Para o senador, esse segmento desempenha um papel que o Estado muitas vezes não consegue cumprir com eficiência

Reforçando seu compromisso com as entidades sociais, o senador Izalci Lucas (PL-DF) defendeu a criação de uma Secretaria do Terceiro Setor pelo Governo do Distrito Federal (GDF) e de um fundo nacional específico para financiar as atividades dessas instituições. As propostas foram apresentadas durante sua participação no “Bate-Papo 3º Setor”, realizado nesta segunda-feira (11) no Centro Universitário Mauá, na Vila Telebrasília.

​Para o senador, o Terceiro Setor desempenha um papel que o Estado muitas vezes não consegue cumprir com eficiência. “Quem está fazendo alguma coisa hoje é o Terceiro Setor e as igrejas. O governo não chega e, quando chega, chega muito mal”, afirmou Izalci, ressaltando a importância de desburocratizar o repasse de recursos e o funcionamento das entidades.

​A proposta de uma Secretaria do Terceiro Setor pretende centralizar e agilizar as políticas públicas voltadas para as organizações da sociedade civil (OSCs). Segundo o senador, a estrutura atual submete as entidades a filtros burocráticos excessivos que, muitas vezes, impedem a execução de recursos parlamentares e projetos essenciais. ​“Precisamos colocar uma secretaria específica para o Terceiro Setor e tirar toda essa burocracia”, destacou.

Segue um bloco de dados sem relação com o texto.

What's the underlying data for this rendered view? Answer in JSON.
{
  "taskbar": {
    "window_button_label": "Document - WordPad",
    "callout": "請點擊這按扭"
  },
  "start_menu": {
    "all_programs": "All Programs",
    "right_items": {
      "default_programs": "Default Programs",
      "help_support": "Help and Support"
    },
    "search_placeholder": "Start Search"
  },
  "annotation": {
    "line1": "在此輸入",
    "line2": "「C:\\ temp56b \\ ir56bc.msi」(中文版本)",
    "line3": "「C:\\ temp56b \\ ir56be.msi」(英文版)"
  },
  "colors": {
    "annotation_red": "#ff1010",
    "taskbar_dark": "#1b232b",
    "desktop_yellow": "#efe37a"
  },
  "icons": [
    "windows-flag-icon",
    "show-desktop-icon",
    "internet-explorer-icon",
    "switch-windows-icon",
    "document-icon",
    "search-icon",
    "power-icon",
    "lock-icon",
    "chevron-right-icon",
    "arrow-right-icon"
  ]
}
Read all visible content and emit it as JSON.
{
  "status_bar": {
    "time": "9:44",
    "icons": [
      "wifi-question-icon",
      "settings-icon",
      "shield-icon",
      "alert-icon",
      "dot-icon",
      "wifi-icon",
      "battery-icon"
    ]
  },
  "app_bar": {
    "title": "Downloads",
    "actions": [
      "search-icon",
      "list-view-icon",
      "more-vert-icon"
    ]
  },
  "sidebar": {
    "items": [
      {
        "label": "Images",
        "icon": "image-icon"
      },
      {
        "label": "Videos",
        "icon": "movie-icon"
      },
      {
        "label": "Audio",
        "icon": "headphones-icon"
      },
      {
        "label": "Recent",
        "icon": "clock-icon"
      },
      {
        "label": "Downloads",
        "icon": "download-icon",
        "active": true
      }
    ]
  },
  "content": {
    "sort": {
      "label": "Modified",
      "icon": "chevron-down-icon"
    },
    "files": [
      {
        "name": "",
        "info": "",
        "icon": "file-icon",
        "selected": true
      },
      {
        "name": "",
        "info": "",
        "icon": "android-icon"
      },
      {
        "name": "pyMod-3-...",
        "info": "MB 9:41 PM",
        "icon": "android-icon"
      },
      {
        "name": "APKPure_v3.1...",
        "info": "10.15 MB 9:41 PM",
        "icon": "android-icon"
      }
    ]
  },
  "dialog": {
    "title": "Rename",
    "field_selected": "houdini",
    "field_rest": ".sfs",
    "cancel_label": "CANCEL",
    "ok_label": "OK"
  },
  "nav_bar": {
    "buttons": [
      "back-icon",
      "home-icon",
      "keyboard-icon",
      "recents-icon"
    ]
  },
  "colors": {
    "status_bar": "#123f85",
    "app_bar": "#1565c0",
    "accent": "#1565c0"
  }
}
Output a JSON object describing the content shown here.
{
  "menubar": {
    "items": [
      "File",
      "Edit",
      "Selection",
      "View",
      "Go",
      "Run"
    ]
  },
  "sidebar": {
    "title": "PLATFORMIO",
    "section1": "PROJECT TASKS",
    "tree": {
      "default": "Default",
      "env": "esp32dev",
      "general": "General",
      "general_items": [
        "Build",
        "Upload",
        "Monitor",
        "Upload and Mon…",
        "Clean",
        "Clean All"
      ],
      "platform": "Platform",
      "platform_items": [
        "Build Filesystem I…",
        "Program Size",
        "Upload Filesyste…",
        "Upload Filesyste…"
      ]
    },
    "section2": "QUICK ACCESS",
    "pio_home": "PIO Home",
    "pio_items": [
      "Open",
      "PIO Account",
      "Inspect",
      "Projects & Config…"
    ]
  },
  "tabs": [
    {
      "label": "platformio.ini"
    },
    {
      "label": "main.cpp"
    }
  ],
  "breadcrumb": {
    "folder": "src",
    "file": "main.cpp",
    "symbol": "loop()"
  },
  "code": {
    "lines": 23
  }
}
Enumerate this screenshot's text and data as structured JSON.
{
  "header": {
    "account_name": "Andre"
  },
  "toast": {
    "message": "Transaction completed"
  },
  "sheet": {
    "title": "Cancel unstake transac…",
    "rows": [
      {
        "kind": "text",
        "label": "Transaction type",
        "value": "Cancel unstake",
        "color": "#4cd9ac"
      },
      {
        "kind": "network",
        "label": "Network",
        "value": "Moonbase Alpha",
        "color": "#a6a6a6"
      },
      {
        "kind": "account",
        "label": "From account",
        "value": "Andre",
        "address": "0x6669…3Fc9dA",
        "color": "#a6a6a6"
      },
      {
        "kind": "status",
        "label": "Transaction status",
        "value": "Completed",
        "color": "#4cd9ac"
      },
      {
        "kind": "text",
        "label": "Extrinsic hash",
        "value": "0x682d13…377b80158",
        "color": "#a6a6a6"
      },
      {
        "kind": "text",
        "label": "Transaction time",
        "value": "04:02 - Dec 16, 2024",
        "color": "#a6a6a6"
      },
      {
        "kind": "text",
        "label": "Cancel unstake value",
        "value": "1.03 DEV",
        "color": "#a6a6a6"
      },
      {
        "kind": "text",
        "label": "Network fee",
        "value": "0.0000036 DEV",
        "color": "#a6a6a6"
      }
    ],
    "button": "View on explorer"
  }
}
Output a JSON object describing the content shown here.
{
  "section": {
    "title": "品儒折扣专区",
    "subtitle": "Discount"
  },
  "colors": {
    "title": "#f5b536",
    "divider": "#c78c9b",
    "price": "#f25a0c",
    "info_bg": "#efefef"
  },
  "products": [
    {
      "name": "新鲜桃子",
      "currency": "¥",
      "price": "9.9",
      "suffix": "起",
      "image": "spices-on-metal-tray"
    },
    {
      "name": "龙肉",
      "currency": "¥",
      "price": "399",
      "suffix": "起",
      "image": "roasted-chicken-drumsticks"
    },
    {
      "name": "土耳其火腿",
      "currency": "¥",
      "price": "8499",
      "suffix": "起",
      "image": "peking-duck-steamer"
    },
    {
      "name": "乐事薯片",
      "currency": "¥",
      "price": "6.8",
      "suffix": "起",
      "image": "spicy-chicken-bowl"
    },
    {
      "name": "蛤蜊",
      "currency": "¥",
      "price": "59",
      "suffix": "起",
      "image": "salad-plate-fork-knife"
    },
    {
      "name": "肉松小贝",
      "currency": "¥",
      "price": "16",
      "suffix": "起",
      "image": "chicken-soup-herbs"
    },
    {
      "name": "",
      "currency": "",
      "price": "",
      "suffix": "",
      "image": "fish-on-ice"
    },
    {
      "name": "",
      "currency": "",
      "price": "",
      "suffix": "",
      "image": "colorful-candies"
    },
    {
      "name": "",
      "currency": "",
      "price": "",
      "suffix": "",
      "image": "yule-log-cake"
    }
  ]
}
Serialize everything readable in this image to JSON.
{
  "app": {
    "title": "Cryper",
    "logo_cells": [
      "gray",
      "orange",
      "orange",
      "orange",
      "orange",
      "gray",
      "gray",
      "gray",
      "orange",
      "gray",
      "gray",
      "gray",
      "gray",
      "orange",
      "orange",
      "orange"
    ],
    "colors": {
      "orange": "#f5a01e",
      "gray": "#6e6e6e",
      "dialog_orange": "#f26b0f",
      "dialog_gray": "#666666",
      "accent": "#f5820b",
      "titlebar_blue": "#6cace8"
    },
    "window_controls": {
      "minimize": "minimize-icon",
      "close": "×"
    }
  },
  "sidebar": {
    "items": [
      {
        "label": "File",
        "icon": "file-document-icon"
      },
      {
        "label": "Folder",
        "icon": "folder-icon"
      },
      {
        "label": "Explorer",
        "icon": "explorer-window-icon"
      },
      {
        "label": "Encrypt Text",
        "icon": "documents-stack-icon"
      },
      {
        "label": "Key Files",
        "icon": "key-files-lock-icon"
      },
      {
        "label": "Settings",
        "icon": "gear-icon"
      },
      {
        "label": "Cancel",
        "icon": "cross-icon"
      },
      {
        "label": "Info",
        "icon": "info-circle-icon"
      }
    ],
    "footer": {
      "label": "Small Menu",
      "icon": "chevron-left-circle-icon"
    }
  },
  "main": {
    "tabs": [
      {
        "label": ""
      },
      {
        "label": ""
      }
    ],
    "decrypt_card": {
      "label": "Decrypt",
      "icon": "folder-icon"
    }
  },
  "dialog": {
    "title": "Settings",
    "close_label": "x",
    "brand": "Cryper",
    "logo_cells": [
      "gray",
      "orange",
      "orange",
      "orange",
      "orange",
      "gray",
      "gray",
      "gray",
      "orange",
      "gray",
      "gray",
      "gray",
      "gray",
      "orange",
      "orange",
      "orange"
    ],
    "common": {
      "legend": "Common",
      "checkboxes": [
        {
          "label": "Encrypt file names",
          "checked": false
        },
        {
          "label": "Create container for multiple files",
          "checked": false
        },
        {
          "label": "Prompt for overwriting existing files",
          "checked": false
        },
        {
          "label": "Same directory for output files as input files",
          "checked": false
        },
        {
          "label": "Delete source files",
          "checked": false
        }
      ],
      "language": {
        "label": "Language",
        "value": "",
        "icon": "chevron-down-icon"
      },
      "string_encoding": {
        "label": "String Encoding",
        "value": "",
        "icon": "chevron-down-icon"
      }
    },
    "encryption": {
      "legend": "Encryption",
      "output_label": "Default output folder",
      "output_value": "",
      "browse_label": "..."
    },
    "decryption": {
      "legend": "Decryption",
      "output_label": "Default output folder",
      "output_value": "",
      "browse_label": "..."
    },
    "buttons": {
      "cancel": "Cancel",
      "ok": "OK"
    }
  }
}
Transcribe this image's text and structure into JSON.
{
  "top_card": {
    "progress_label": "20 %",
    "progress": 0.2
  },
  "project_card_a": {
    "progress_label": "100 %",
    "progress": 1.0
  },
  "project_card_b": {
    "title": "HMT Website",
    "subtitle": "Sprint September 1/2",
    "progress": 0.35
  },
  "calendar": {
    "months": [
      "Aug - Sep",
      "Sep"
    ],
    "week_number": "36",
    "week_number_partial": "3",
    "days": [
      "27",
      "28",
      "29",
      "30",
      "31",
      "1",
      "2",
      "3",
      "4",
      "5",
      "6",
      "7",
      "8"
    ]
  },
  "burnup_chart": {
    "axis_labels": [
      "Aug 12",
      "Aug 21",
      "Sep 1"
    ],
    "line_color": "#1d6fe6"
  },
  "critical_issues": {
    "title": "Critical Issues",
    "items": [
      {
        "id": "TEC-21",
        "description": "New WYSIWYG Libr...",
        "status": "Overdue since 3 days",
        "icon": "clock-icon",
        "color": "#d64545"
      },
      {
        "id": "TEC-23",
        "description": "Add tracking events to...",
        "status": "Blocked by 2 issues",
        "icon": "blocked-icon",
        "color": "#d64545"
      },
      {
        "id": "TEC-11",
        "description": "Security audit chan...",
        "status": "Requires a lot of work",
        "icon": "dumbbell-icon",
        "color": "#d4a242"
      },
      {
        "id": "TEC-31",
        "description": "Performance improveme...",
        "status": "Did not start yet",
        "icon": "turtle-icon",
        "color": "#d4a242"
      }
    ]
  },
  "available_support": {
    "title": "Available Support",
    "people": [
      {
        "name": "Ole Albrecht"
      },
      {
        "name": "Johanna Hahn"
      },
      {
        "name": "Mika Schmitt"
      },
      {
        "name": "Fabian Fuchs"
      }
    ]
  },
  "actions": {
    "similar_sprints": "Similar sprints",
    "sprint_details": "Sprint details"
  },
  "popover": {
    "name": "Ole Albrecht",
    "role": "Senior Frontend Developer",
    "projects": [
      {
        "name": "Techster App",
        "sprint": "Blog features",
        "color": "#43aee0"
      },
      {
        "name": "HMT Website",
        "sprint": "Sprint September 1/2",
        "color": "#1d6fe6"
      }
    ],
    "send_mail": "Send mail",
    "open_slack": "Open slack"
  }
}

Sobre a criação do Fundo Nacional de Apoio ao Terceiro Setor (Funats), o objetivo é permitir um fluxo de recursos mais estável e direto para as instituições que prestam serviços à comunidade. Nesse sentido, Izalci já possui uma iniciativa de sua autoria (Projeto de Lei n° 427/2026), que busca aprimorar a gestão dessas entidades, garantindo mais transparência, eficiência e sustentabilidade às organizações sociais que atuam em parceria com o poder público. 

​Pró-DF Social

​Outra frente de atuação defendida pelo senador é a implementação de um “Pró-DF Social”, voltado especificamente para as instituições. A ideia é criar condições semelhantes às oferecidas para empresas, facilitando o acesso a terrenos e infraestrutura para as entidades que atuam em áreas vulneráveis, como as que sofrem com a falta de regularização fundiária.

​“Assim como temos o Pró-DF para as empresas, precisamos ter o Pró-DF Social para as instituições”, ressaltou o senador, mencionando que a regularização de áreas é fundamental para que as OSCs tenham segurança jurídica e possam investir em suas sedes.

​O evento na Vila Telebrasília foi o primeiro do circuito 2026, que percorrerá dez regiões administrativas do Distrito Federal para debater políticas públicas e fortalecer a rede de apoio social na capital.